Unfortunately, many nursing homes have taken advantage of this to insert arbitration clauses into nursing home admissions paperwork. Arbitration clauses bar residents or their families from filing civil lawsuits for personal injury or wrongful death in the event that a resident is harmed by the abuse or neglect of the nursing home. Instead of suing, residents claims must be resolved through arbitration. Arbitration can be secretive, it can require victims to cover partial costs of arbitrator fees, and it often doesn't result in verdicts that are as favorable to victims.
Because many individuals affected by nursing home abuse want their day in court, arbitration clauses are being challenged in multiple cases, some of which have made it to the U.S. Supreme Court.
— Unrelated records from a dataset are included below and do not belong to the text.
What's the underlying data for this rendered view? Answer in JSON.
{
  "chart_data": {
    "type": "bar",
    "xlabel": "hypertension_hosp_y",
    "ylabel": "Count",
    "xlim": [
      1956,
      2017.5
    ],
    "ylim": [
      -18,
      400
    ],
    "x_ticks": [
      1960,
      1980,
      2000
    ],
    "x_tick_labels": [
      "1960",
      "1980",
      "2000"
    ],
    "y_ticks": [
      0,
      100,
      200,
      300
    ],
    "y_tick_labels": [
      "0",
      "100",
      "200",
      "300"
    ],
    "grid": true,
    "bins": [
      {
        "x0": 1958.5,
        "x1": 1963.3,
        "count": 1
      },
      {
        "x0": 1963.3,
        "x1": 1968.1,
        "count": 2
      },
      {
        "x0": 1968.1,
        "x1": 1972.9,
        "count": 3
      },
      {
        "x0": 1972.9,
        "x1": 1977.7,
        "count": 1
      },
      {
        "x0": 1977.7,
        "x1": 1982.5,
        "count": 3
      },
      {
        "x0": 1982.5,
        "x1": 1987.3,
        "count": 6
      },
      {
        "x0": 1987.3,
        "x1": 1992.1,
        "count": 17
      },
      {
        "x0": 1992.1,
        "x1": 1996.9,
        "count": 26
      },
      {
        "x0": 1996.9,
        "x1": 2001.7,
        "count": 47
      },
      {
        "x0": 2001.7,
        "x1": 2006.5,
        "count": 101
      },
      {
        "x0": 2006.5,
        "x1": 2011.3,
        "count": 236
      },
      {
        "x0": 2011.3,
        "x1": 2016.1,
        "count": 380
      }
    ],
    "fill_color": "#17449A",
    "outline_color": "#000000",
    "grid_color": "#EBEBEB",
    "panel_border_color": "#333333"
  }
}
The decision of the Supreme Court could make a big impact on the rights of future nursing home residents.
The case that is pending before the U.S. Supreme Court is actually three consolidated cases in which nursing home residents died and arbitration clauses prevented wrongful death claims. The case is called Kindred Nursing Centers v. Clark. In each of these cases, the arbitration clause was signed by an agent who had power of attorney, rather than being signed by the resident himself or herself.
The Kentucky Supreme Court held that the arbitration agreements could not be biding. The arbitration clauses wouldn't be legally enforced because the power of attorney did not specifically give the agent permission to waive the rights of the nursing home resident to a civil trial. Since it is very common for nursing home admissions paperwork to be signed by an agent due to the fact a lot of residents cannot act on their own behalf, this case could have a major impact on the rights of nursing home residents to take legal action even if their agent's signed arbitration clauses.
It remains to be seen if the Supreme Court will uphold the decision for the plaintiff that was made by the Kentucky Supreme Court or whether the Supreme Court will reach a different conclusion that is more favorable to the nursing home by allowing them to ensure more cases are arbitrated rather than litigated.